Questa settimana, dal 25 al 27 gennaio, a Milano c’è Affordable Art Fair, la fiera dedicata a opere di arte contemporanea che non costino più di 6.000 Euro dando così la possibilità agli appassionati di rifornirsi della creatività di artisti emergenti a costi contenuto (per gli standard dell’arte, si intende). A offrirmi un motivo in più per andarci ci ha pensato la visita dello scorso weekend alla Casa Museo Boschi Di Stefano, un luogo tanto magico, quanto pericoloso se almeno una volta nella vita hai pensato a quanto sarebbe (stato) bello essere un collezionista.

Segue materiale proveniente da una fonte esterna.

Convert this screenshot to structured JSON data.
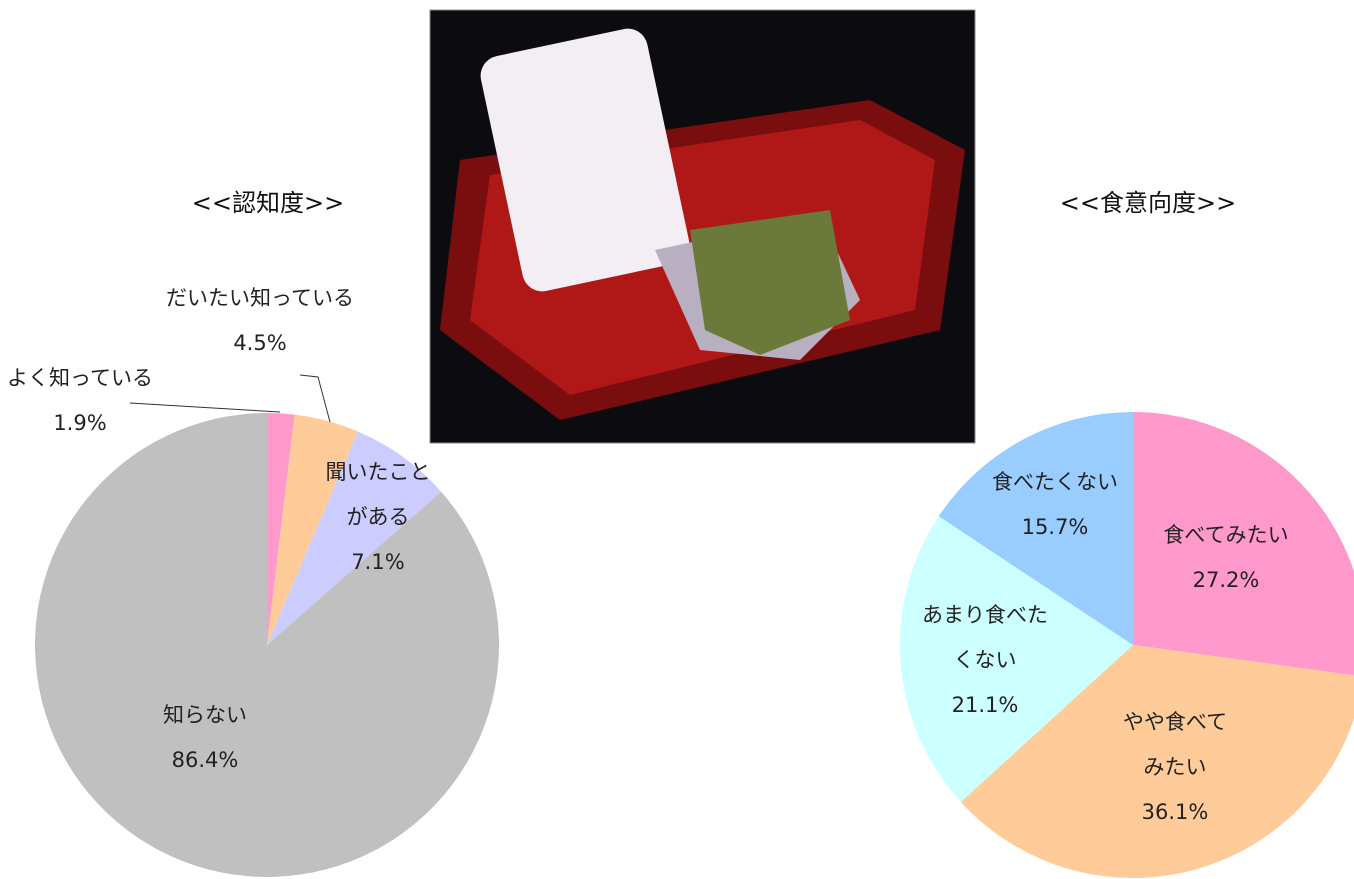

In una traversa di via Plinio, all’altezza di Piazza Lima, nell’appartamento che ospitò Antonio e Marieda Boschi Di Stefano sono custodite circa 300 delle 2.000 opere che la coppia collezionò nel corso della propria vita matrimoniale, dall’arte del primo Novecento fino a quella degli anni Settanta.
Se ti è mai capitato di visitare la dimora di un collezionista saprai che quella che si respira è un’atmosfera particolare: gli arredi, così come la loro disposizione, sono sottomessi alle ragioni e alle necessità dell’arte che viene ospitata. Tutto gira intorno alle opere e anche una sedia, un divano o un semplice tavolo diventano un di cui, improvvisamente spogliati della loro effettiva funzione.
Attualmente le opere sono disposte secondo un percorso cronologico che dubito sia stato impostato dalla coppia: una prima parte della collezione venne infatti donata da Antonio Boschi Di Stefano al Comune di Milano già nel 1974 dopo pochi anni dalla morte di Marieda. Alla fine degli anni Ottanta venne poi completata la cessione dell’intera mole di opere.
Non serve essere fini conoscitori della storia dell’arte per rimanere impressionati: l’appartamento, seppur molto spazioso, è di fatto una casa con corridoi, bagni, stanze che si rincorrono l’una dietro l’altra, proprio come si usava una volta. Ciò che ti lascia a bocca aperta sono le pareti, tutte completamente ricoperte di quadri (bagno incluso – vedi qui sotto).
Dopo il primo colpo d’occhio inizierai a essere naturalmente incuriosito da quel che stai guardando: avvicinandoti alle opere e orientandoti con le mappe a disposizione, scoprirai che quello che stai osservando è un quadro di Giorgio De Chirico e che quell’opera nell’angolino in basso – proprio vicino alla finestra – è un Guttuso (uno dei miei artisti preferiti, tra le altre cose).
Rimarrai abbagliato dai colori degli spazialisti e dei nucleari in quello che fu lo studio di Marieda (era una ceramista) e, anche se non lo ammetterai, ti chiederai il senso delle opere di Piero Manzoni. Riconoscerai quelle di Lucio Fontana e, un po’ per sentito dire e un po’ per snobismo, scaccerai quella vocina capace di dirti “Un taglio sulla tela ero capace di farlo anch’io”.
Ti consolerai con le opere di Sironi e subito dopo farai un tuffo nella pittura narrativa della fine dell’Ottocento-inizio Novecento.
Uscirai un po’ stordito perché spesso nemmeno in un museo – uno di quelli istituzionali – è possibile trovare tutto quel ben di dio e quando avrai tentato, invano, di risolvere l’equazione per la quale due persone trascorrono un’intera vita a collezionare della gran arte per poi donarla alla collettività (l’ingresso alla Casa Museo è sempre gratuito) senza pretendere niente in cambio, sarai già per strada con la rinnovata necessità di trovare anche tu un modo per lasciare il segno.